Saturday, August 6, 2011

Indifference is a mothafu***


So lately I've been reading a lot of self help book/dating books. I've been getting that nagging feelings that something is missing from my life and I don't know what. I think it's because I keep feeling some sort of pressure of having to define my life with other peoples expectations. I don't have lots of friends or a boyfriend and so I think people look at me a certain way. In fact, I know they do because my Mom and Sister confirmed this with me two weekends ago. We all met up and went out to lunch and, as usual, started discussing each other's obstacles, acheivements and future prospects. Usually I leave these conversations feeling refreshed, knowing that if no one else in this world "gets" me, those two do. I had no such feeling this time around. It basically turned into finger pointing, with them saying that I'm closing myself off and not allowing myself the opportunity to meet new "friends" ( though I know they meant a man).

Now, first let me say, I don't know why it's a bad thing that I don't have a boyfriend. I will say that so many people seem to think it's odd that I don't want one that I'm starting to question my own desires and wondering if I don't want one or I'm afraid of getting one. I can't really say at this point, which means I guess I'm probably afraid of putting myself out there. haha I just feel like I'm at such a weird stage in life that no one gets me.

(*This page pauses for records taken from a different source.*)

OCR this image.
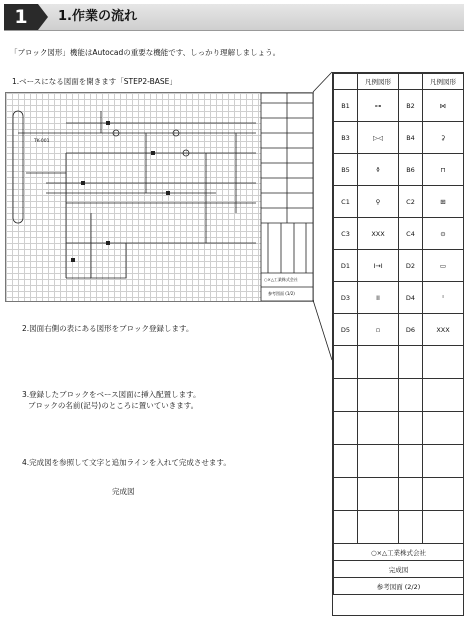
1	1.作業の流れ
「ブロック図形」機能はAutocadの重要な機能です、しっかり理解しましょう。
1.ベースになる図面を開きます「STEP2-BASE」
TK-001
○×△工業株式会社
参考図面 (1/2)
2.図面右側の表にある図形をブロック登録します。
3.登録したブロックをベース図面に挿入配置します。
ブロックの名前(記号)のところに置いていきます。
4.完成図を参照して文字と追加ラインを入れて完成させます。
完成図
	凡例図形		凡例図形
B1	⊶	B2	⋈
B3	▷◁	B4	⚳
B5	⚱	B6	⊓
C1	⚲	C2	⊞
C3	XXX	C4	⊙
D1	I→I	D2	▭
D3	II	D4	ᑊ
D5	▫	D6	XXX

○×△工業株式会社			
完成図			
参考図面 (2/2)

I do not enjoy going out to nightclubs or bars. I had a fake ID at 16 and did the club scene well into my early twenties. I can promise you that, not having stepped foot in a club in almost two years, the scene has not changed. You can change the apolstery on a couch but it still has the same frame. I'm much more turned on by someone who can hold a conversation than by someone who can buy me drinks I can already for myself and dance with to music I probably don't want to hear. And then there's all the bumping and pushing. I can't help it, I got it out of my system early. If anything, I OVERDID the club scene. On a Friday night, I'm unwinding from a stressful work week. I'd rather have a cold glass of wine and read a book lying next to my dog.

Another major issue I find with today's dating scene: People are WAY too caught up in social media. Lets face it. In the majority of cases, we've already seen ten or so pictures of our date, read their profiles/facebook statuses/tweets and know so much information up front about them that would've taken WEEKS to learn from back in the day when there was no internet/cell phones/facebook/a4a/craigslist. I REMEMBER THOSE DAYS. They were a lot more fun. It took a lot more effort. When you spent time with someone, it was because you wanted to. Nowadays people spend time with people just to kill time til they move on to the next thing. It was exciting to sit across from someone over a meal and drinks and discuss things. Now we're given most of that information upfront. What does it leave? Not much. In fact, I've seen that it's so commonplace to just jump into bed on the first "date", if you even get that far, that "relationships" have such a short shelf life.

I also think people use social media as a way to solely validate themselves. I see so many people do relationship jumping, never dealing with any of their own issues and baggage and carrying them over to the next one. It just creates collateral damage. After my last serious relationship ended, I guess I haven't built myself back up to where I'm ready to invest in another person wholeheartedly. I refuse to compromise in that.

I just can't help that lately I've been getting that nagging feeling that maybe it's time to poke my head out on the scene again and see who's around. Indifference is a mothafucka.